Ye Wenbin, Liu Tao, Fu Hongjuan, Ye Congting, Ji Guoli, Wu Xiaohui
Department of Automation, Xiamen University, Xiamen 361005, China.
Key Laboratory of the Ministry of Education for Coastal and Wetland Ecosystems, College of the Environment and Ecology, Xiamen University, Xiamen 361102, China.
Bioinformatics. 2021 Aug 25;37(16):2470-2472. doi: 10.1093/bioinformatics/btaa997.
Alternative polyadenylation (APA) has been widely recognized as a widespread mechanism modulated dynamically. Studies based on 3' end sequencing and/or RNA-seq have profiled poly(A) sites in various species with diverse pipelines, yet no unified and easy-to-use toolkit is available for comprehensive APA analyses.
We developed an R package called movAPA for modeling and visualization of dynamics of alternative polyadenylation across biological samples. movAPA incorporates rich functions for preprocessing, annotation and statistical analyses of poly(A) sites, identification of poly(A) signals, profiling of APA dynamics and visualization. Particularly, seven metrics are provided for measuring the tissue-specificity or usages of APA sites across samples. Three methods are used for identifying 3' UTR shortening/lengthening events between conditions. APA site switching involving non-3' UTR polyadenylation can also be explored. Using poly(A) site data from rice and mouse sperm cells, we demonstrated the high scalability and flexibility of movAPA in profiling APA dynamics across tissues and single cells.
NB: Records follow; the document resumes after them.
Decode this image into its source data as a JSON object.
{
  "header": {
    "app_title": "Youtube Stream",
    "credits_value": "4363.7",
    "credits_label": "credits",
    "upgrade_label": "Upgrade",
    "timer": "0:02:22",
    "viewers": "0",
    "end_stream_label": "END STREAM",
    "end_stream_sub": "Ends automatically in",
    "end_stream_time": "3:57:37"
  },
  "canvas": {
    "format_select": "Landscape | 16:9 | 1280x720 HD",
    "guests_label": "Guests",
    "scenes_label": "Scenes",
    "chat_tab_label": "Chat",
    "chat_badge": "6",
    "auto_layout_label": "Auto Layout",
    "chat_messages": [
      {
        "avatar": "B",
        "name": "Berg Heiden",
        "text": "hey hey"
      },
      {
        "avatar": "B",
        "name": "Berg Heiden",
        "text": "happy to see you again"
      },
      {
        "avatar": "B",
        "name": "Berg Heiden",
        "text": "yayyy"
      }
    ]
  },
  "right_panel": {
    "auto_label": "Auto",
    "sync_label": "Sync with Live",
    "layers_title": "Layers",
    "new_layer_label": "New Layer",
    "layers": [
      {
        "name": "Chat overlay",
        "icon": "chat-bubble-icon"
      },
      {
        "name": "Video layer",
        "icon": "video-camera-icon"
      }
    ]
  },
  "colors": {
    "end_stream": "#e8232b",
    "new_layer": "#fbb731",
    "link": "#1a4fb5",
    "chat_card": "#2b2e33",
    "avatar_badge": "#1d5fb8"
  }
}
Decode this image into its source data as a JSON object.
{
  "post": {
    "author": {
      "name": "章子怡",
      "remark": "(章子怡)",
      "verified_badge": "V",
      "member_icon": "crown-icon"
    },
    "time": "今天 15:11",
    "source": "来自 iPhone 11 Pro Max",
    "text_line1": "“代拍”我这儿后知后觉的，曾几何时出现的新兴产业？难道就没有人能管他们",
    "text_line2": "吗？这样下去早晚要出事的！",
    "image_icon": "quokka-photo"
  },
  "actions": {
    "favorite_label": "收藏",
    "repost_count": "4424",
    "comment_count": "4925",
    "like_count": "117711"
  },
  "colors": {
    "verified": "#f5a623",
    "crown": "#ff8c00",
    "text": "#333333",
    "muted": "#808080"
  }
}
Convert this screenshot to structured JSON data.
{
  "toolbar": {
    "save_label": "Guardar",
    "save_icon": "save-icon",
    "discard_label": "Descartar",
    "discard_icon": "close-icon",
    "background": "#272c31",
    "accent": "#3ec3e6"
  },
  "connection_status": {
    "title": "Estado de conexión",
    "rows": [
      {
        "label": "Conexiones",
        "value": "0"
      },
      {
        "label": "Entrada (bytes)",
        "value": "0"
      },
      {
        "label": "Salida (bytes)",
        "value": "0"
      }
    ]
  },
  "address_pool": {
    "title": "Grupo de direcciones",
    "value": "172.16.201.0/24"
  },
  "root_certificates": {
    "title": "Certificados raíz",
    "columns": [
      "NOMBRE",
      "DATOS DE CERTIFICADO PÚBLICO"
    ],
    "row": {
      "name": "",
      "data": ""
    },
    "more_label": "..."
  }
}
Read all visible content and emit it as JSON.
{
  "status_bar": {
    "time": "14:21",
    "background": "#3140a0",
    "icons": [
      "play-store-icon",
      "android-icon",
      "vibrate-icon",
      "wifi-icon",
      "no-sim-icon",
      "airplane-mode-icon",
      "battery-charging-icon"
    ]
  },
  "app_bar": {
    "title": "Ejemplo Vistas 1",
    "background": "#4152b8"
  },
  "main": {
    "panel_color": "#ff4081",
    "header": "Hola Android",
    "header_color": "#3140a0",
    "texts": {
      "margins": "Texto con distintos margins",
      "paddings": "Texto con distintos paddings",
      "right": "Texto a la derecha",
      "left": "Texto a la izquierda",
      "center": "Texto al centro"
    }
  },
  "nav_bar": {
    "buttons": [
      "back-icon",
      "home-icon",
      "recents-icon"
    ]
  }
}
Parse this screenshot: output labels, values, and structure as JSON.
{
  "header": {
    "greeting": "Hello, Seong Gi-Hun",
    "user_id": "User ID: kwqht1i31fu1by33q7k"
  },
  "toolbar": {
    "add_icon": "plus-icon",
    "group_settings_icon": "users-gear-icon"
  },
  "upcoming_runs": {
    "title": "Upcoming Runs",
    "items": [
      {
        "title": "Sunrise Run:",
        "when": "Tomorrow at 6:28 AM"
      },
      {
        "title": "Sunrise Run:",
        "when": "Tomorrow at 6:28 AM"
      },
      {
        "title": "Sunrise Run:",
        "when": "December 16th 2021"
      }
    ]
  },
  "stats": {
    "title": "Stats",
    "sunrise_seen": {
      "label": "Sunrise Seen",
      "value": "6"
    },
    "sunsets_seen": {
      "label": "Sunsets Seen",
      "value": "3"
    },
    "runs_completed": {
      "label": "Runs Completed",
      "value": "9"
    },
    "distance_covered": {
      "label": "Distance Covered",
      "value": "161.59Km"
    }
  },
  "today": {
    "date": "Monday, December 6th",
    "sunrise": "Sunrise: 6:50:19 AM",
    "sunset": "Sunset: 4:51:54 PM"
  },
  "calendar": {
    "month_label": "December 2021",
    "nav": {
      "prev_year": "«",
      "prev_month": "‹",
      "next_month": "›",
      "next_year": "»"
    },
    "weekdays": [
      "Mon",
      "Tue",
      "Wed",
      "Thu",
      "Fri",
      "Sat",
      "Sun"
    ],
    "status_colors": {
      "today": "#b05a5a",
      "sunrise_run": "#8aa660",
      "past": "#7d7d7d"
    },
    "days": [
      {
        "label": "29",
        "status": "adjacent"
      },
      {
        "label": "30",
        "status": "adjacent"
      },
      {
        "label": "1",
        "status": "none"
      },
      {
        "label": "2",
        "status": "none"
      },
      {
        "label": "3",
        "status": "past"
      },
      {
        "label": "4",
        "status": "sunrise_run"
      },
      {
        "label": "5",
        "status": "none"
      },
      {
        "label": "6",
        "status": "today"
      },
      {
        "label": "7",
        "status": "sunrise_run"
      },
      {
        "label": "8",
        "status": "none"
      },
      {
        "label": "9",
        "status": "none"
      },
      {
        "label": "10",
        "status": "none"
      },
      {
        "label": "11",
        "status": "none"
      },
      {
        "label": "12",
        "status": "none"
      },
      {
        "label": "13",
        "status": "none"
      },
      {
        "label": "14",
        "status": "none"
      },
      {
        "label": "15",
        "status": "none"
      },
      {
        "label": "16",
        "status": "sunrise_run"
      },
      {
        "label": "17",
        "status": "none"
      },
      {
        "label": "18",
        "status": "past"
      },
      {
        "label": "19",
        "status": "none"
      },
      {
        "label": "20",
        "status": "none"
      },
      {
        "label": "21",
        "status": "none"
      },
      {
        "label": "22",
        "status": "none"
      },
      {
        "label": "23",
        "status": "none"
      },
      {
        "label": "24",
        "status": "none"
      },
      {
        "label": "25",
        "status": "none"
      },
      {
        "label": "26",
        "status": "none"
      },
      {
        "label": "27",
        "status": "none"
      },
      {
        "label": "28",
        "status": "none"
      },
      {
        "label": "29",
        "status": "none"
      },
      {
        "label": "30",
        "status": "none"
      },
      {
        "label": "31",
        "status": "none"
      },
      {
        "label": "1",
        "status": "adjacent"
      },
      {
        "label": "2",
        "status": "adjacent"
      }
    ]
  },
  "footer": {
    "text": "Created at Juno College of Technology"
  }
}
https://github.com/BMILAB/movAPA.
Supplementary data are available at Bioinformatics online.
可变聚腺苷酸化(APA)已被广泛认为是一种受到动态调控的普遍机制。基于3'端测序和/或RNA测序的研究已经使用各种流程对不同物种中的聚腺苷酸化位点进行了分析,然而目前还没有一个统一且易于使用的工具包可用于全面的APA分析。
我们开发了一个名为movAPA的R包,用于对生物样本间可变聚腺苷酸化的动态变化进行建模和可视化。movAPA包含了丰富的功能,用于聚腺苷酸化位点的预处理、注释和统计分析、聚腺苷酸化信号的识别、APA动态变化的分析以及可视化。特别地,提供了七个指标来衡量样本间APA位点的组织特异性或使用情况。使用三种方法来识别不同条件之间的3'UTR缩短/延长事件。还可以探索涉及非3'UTR聚腺苷酸化的APA位点切换。利用来自水稻和小鼠精子细胞的聚腺苷酸化位点数据,我们证明了movAPA在分析跨组织和单细胞的APA动态变化方面具有高扩展性和灵活性。
https://github.com/BMILAB/movAPA。
补充数据可在《生物信息学》在线获取。